Paseamos entre los bloques uniformes que albergaron a los trabajadores de la fábrica y donde hoy viven los desempleados que no se fueron. Unos están mejor conservados que otros. La gente se saluda al cruzarse. Si saludamos nos saludan, pero nadie nos mira o pregunta por las fotos. Caminando junto a los árboles amarillentos y sobre hojas secas llegamos al barrio más deprimido. Varios jóvenes hablan ruidosos frente a los portales. Dos niños juegan al fútbol y los mayores departen relajados alrededor de un banco. Fotografiamos un bloque abandonado, sin ventanas. Desde un balcón del bloque de enfrente un adolescente nos saluda con timidez y nos señala la entrada al edificio fantasma. La planta baja está llena de basura y cuando hemos subido a la primera aparece el muchacho acompañado de un niño gitano. Nos explica que fue un edificio de “nefamilisti”, en la Rumanía comunista los adultos que no se casaban. Teniendo en cuenta sus más modestas necesidades de espacio, el Estado les daba una pequeña habitación en una especie de hotel público con cocinas, baños y salas de ocio comunes. El edificio fue abandonado hace ocho años, aunque en sus últimos días sólo se ocupaba la primera planta. Caminamos sobre cristales rotos por los pasillos y nos sorprende la decoración de las habitaciones. En cada una las paredes están pintadas de manera distinta: estampadas a flores en ésta, con trocitos de espejo en el techo en la otra u originales cenefas de resonancias árabes en aquella. Quizá cada “nefamilista” pintara su propio cuarto según su gusto y posibilidades. En algunas habitaciones se ven restos de pósteres de grupos de adolescentes. En otra las páginas de modelos anunciando ropa de una revista alemana y junto a una ventana el logrado dibujo de una rubia pornográfica, que está firmado en 1999. En un balcón del cuarto y último piso el muchacho examina con franqueza sus posibilidades aquí. No queda más actividad económica que la sección del combinado químico que aún sigue funcionando. Y una fábrica de preparados de carne, se acuerda. Desde el balcón señala dos microbuses. Son dos de los cuatro que tiene un vecino. Los ha comprado de segunda mano y transporta personas a Italia, todo en negro, todo ilegal. El niño gitano le mira fijamente, como nos ha mirado antes durante toda la visita.

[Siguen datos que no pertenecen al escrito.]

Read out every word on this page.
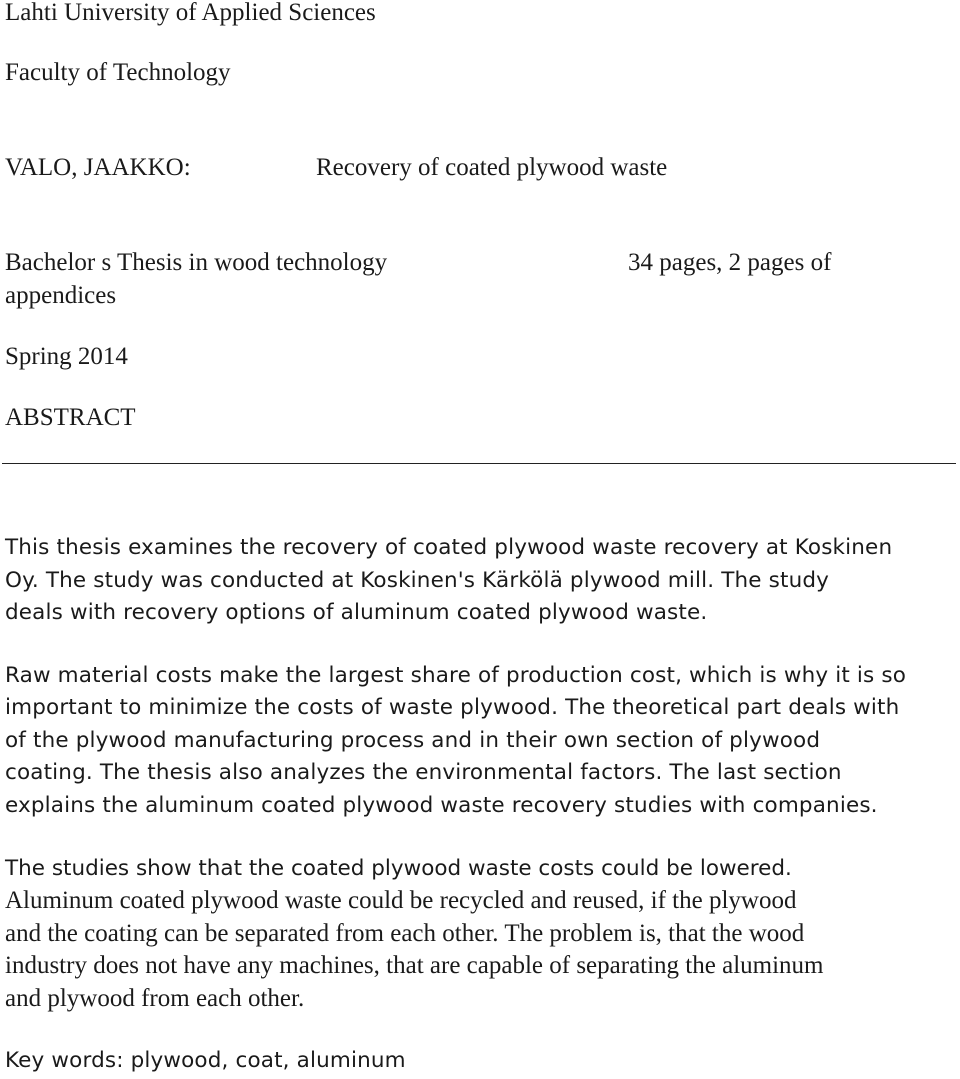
Lahti University of Applied Sciences
Faculty of Technology
VALO, JAAKKO:	Recovery of coated plywood waste
Bachelor s Thesis in wood technology	34 pages, 2 pages of
appendices
Spring 2014
ABSTRACT
This thesis examines the recovery of coated plywood waste recovery at Koskinen
Oy. The study was conducted at Koskinen's Kärkölä plywood mill. The study
deals with recovery options of aluminum coated plywood waste.
Raw material costs make the largest share of production cost, which is why it is so
important to minimize the costs of waste plywood. The theoretical part deals with
of the plywood manufacturing process and in their own section of plywood
coating. The thesis also analyzes the environmental factors. The last section
explains the aluminum coated plywood waste recovery studies with companies.
The studies show that the coated plywood waste costs could be lowered.
Aluminum coated plywood waste could be recycled and reused, if the plywood
and the coating can be separated from each other. The problem is, that the wood
industry does not have any machines, that are capable of separating the aluminum
and plywood from each other.
Key words: plywood, coat, aluminum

Asomados al ruinoso paisaje de bloques fumamos un cigarrillo. Después bajamos las escaleras y nos despedimos secamente.

Conducimos hasta la fábrica en torno a la que pasó todo. En el desangelado cruce donde nace la pista hacia el complejo preguntamos a dos señoras. Parece que vengan de caminar. Van vestidas de forma despreocupada que deja ver su exceso de peso, con colores vistosos. Nos indican el camino y contestan con brío nuestro cuestionario. No queda nada, dicen sin tristeza. ¡Y qué bonito era cuando venían a hacer prácticas ingenieros jóvenes como vosotros!, sin nostalgia. Se hace de noche y siguen a buen paso su camino a la ciudad. Cuando arrancamos el coche se despiden moviendo con garbo la mano.

Victoria no fue la ciudad de sus padres y difícilmente será la de sus hijos. Es la ciudad de una sola generación.

Junto a una explanada de hormigón con algunos coches una caseta de color azul contemplamos el combinado químico. Y delante de los hierros viejos recortados ante los Cárpatos sonreímos admirados por el buen tono de los victorianos, recordando con cara de tontos que habíamos venido a ver el apocalipsis.